Wednesday, December 26, 2012

Stanford bans gifts from drug companies, including pens

Medical Center Stanford University banned their doctors accept gifts (including children) from representatives of pharmaceutical companies, under a new policy that seeks to limit industry influence on patient care and medical education.

The new rules, to be announced today, are part of a growing trend among academic medical centers. Yale and the University of Pennsylvania, for example, have announced similar policies.


"We want to strengthen public confidence in assessing what happens in academic medicine," said in an interview with Dr. Philip A. Pizzo, dean of the Stanford School of Medicine. He said the new policy will mean millions of dollars a year for medical facilities in logistical support such as free meals that will be largely prohibited. "Many members of the faculty and departments have become completely dependent on pharmaceutical companies to organize seminars," he says.
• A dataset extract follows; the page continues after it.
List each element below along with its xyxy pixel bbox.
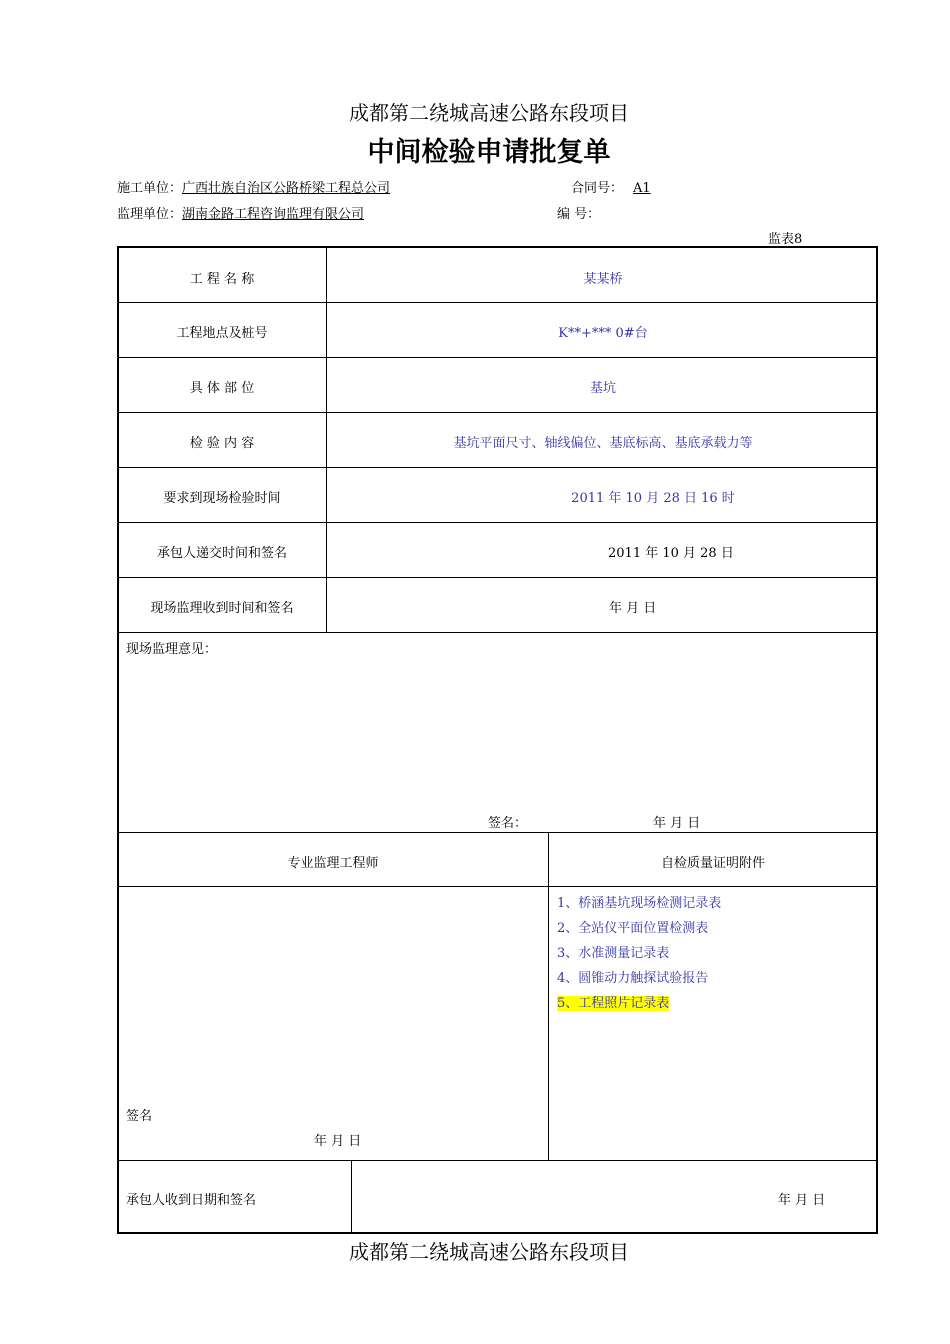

The new rules, effective October 1, would also prohibit doctors from accepting free drug samples and publishing articles in magazines when you suspect they are written by the finance company. The policy also applies to sales representatives and other medical device companies, not just pharmaceuticals. Representatives of the company shall be removed from areas where treatment is administered and educate doctors, with some exceptions. Doctors who buy medical equipment will have to disclose any financial relationship with suppliers of equipment and could be excluded from decision-making, the university said.

The change is part of a reaction against corporate influence on medicine along with growing concerns about security and the price of drugs and medical devices. About 90 percent of marketing budget (21 billion dollars) of the pharmaceutical industry is directed at physicians, according to an article by an influential group of doctors, scientists and lawyers in the Journal of the American Medical Association in January . The article called on academic medical centers to adopt policies like Stanford, since the existing guidelines (ban on expensive gifts), were not sufficient. Some studies have shown that even small gifts create a sense of obligation, while free drug samples are "a powerful incentive for physicians and patients rely on medications that are expensive but not more effective."

One of the authors of the article, Dr. David Blumenthal, a professor at Harvard and Director of the Institute for Health Policy at Massachusetts General Hospital, said yesterday, "I am pleasantly surprised at the impact it has had the article."

Scott Lassman, Director General of the Group of Pharmaceutical Research and Manufacturers of America, said the new policies were a "step backward for patients and physicians" because they prevent doctors interact with sales representatives. "Sales representatives of the company, from our point of view, have much useful information about medications, how to use them, and how not to use them."

David Magnus, director of the Center for Biomedical Ethics at Stanford, said the new policy has "almost everything I wanted" and predicted it would lead to "a substantial change in our culture." Dr. Magnus was on the committee that developed the new policy over a year.

The new policy does not cover consulting agreements between faculty members and companies aimed at developing drugs and medical devices. These agreements are subject to the existing rules of conflict of interest. Such interactions are especially important at Stanford, where many teachers have been involved in founding and consulting companies in Silicon Valley.

More than 700 members of the medical school last year disclosed 299 potential conflicts of interest related to their research, according to a July article in The San Jose Mercury News. More than a third of university administrators, department heads and other charges had financial interests related to their research.

A Stanford spokeswoman said having financial interests is not necessarily a conflict if the faculty member is not providing medical care.